The Secretary of State spoke in the House of Commons this morning in response to the suggestion that the Government is planning to reintroduce grammar schools. She pointed out that:
- Young people should be given the opportunity to have better teaching and this is what the government wants for all children. She already made clear in July that she is open minded to academic selection as we can’t rule anything out that would help children.
- The landscape has changed. There will be no binary system that separates into winners and losers. We want a 21st century system that caters for talent. We need a diverse range of schools, more good schools, and we will look at a range of options and proposals.
- We want more good schools in the areas where they are needed. Despite our improvements there are still too many places where children can’t get to a good school.
- We want to look at ways to improve attainment and leave no stone unturned. To complain about one aspect and then say we shouldn’t have a debate is untenable.
- Too often we have selection on the grounds of house prices. We need to challenge ourselves to improve that.
Today, 8 September, the Sutton Trust published its report into private tutoring. It says a quarter of state school pupils have had private tutoring and about 43% of state school teachers have offered private tutoring outside of their main work. It says the rise in private tutoring is fuelling the attainment gap between those whose parents can afford it and those who can’t.
The report has been covered in the Guardian, via an opinion piece from the Chairman of the Sutton Trust, Peter Lampl, in the Telegraph, and in trade publications TES and Schools Week. Most of the coverage simply focuses on the effect private tutors could be having on the attainment gap.
The report makes a recommendation that money from the pupil premium should be used to pay for private tutoring – which, as we’ve always been clear, schools are already free to do. It is down to individual schools to decide on how they spend their pupil premium.

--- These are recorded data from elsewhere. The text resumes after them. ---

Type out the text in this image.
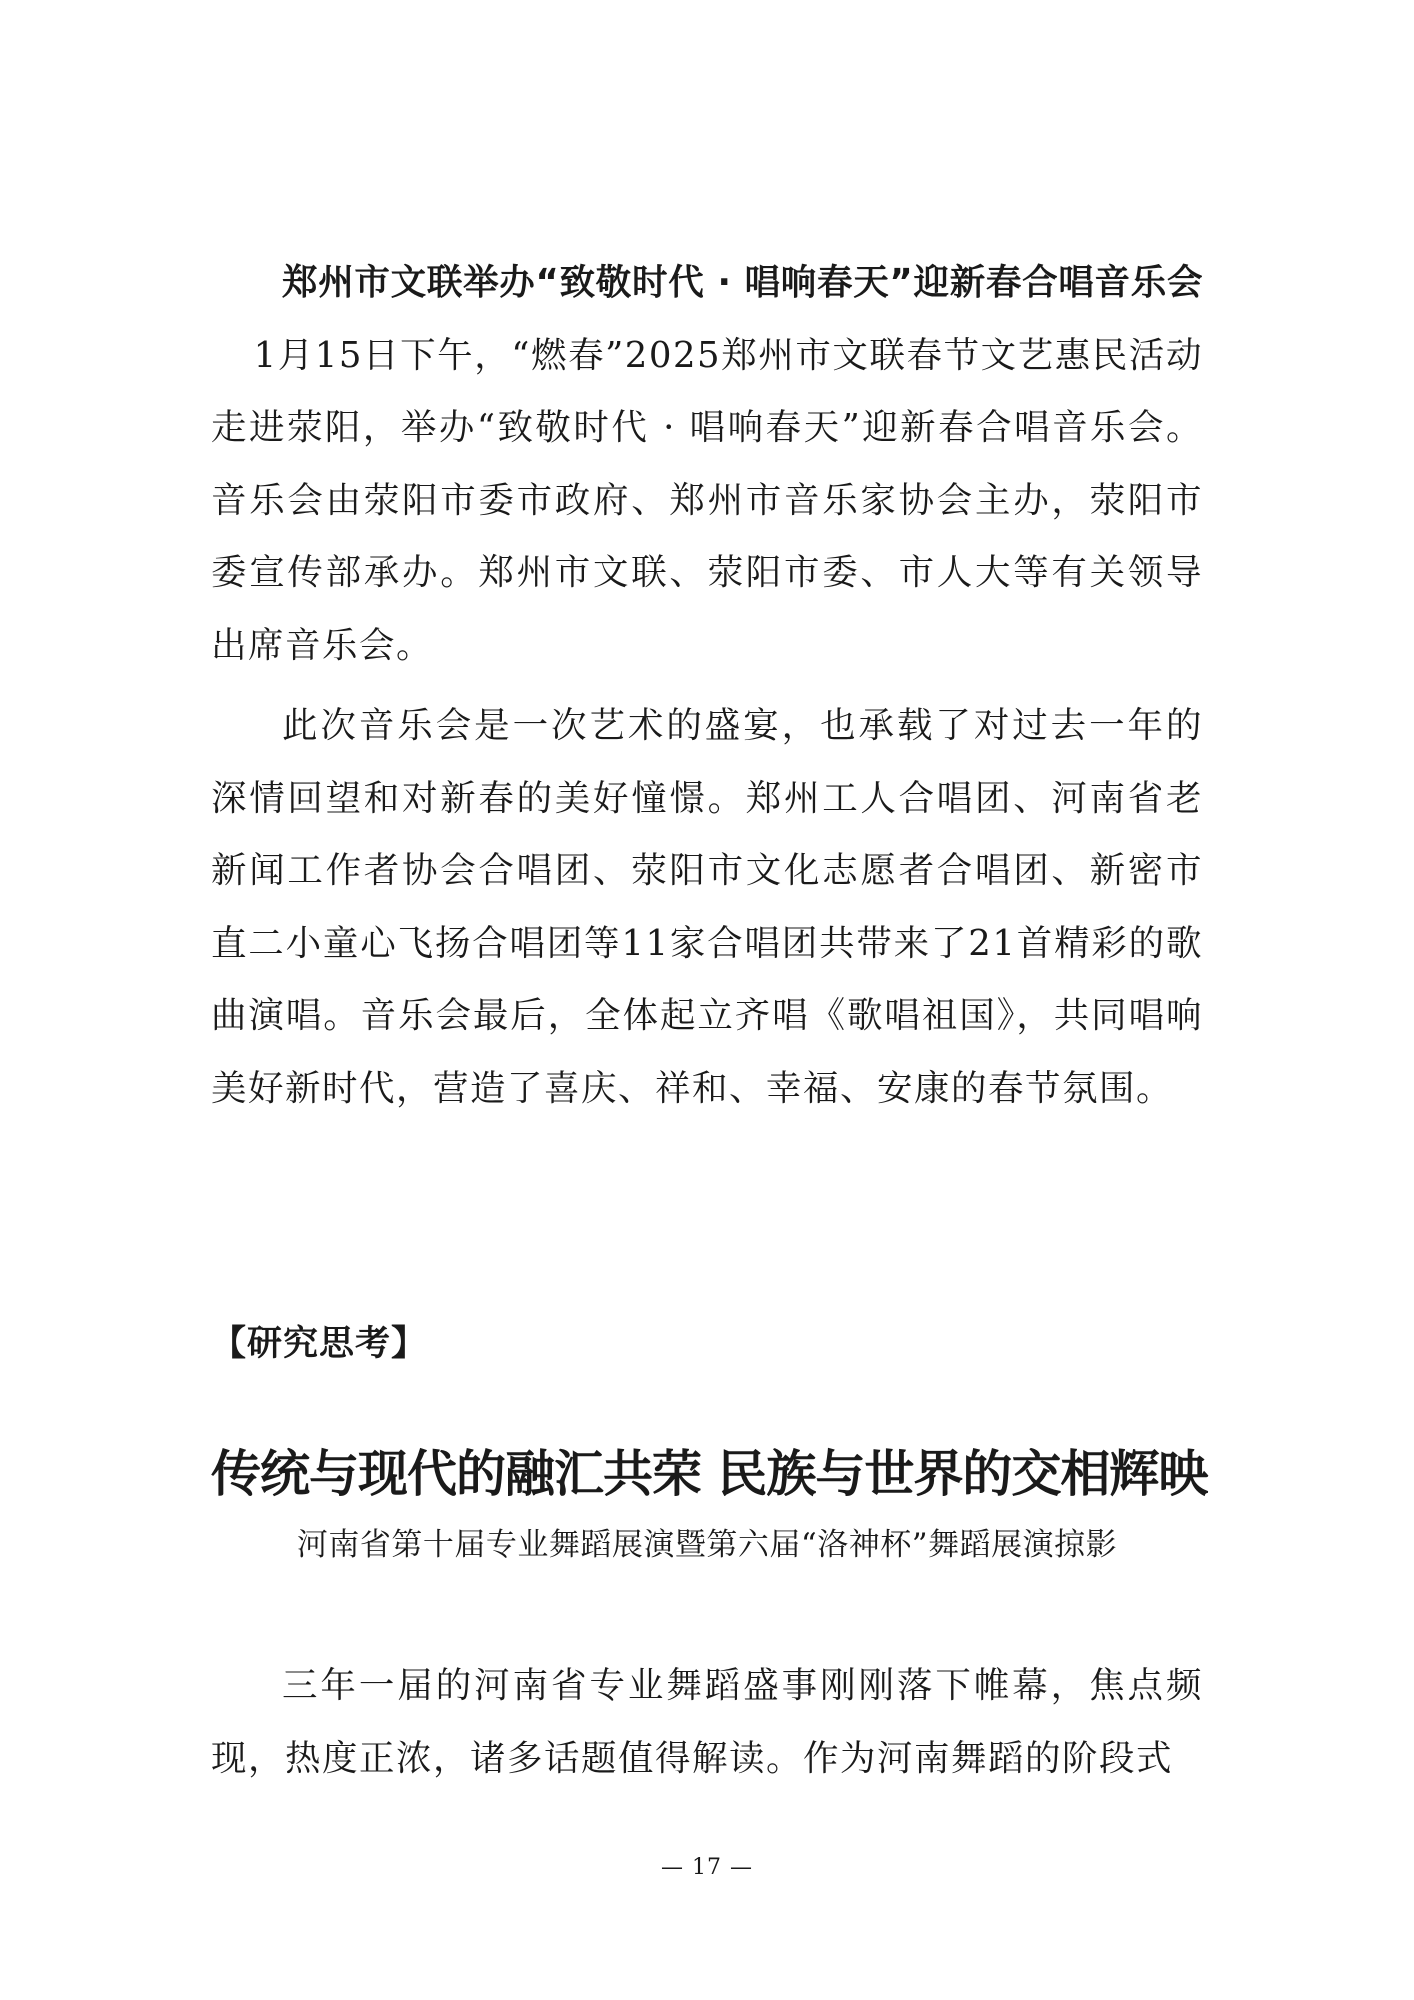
郑州市文联举办“致敬时代 · 唱响春天”迎新春合唱音乐会1月15日下午，“燃春”2025郑州市文联春节文艺惠民活动走进荥阳，举办“致敬时代 · 唱响春天”迎新春合唱音乐会。音乐会由荥阳市委市政府、郑州市音乐家协会主办，荥阳市委宣传部承办。郑州市文联、荥阳市委、市人大等有关领导出席音乐会。

此次音乐会是一次艺术的盛宴，也承载了对过去一年的深情回望和对新春的美好憧憬。郑州工人合唱团、河南省老新闻工作者协会合唱团、荥阳市文化志愿者合唱团、新密市直二小童心飞扬合唱团等11家合唱团共带来了21首精彩的歌曲演唱。音乐会最后，全体起立齐唱《歌唱祖国》，共同唱响美好新时代，营造了喜庆、祥和、幸福、安康的春节氛围。

【研究思考】

传统与现代的融汇共荣 民族与世界的交相辉映

河南省第十届专业舞蹈展演暨第六届“洛神杯”舞蹈展演掠影

三年一届的河南省专业舞蹈盛事刚刚落下帷幕，焦点频现，热度正浓，诸多话题值得解读。作为河南舞蹈的阶段式

— 17 —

It’s important to note that that the attainment gap at key stage 4 has narrowed by 6.6% since 2011, the year the pupil premium was introduced, and by 7.1% at key stage 2.
A Department for Education spokesperson said:
The Pupil Premium, worth £2.5billion this year, is providing vital support to disadvantaged children. That investment is paying off with those pupils catching up with their peers at primary and secondary, and thousands more children now leaving primary school having mastered the basics of reading, writing and maths than in 2009.
Schools are best placed to decide how to use this additional funding to meet the needs of their pupils, taking into account evidence of what works.
Today, the Local Government Association (LGA) published a report on the role of private fostering agencies.
It calls for a ban on so-called ‘golden hellos’ from fostering agencies as the LGA fears this allows the agencies to recruit fully trained foster parents from local authorities. The LGA also raises concerns that a small number of fostering agencies are making large profits.
The story was covered by the Telegraph in print but has so far received limited coverage online.
A Department for Education spokesperson said:
Following the recommendation made in the independent review by Sir Martin Narey, we are launching a national stocktake of fostering to better understand current provision - including looking at the role fostering agencies play.
Alongside this we have supported the testing of new and innovative models of foster care through the £200 million Children's Social Care Innovation Programme, including better ways to support foster carers.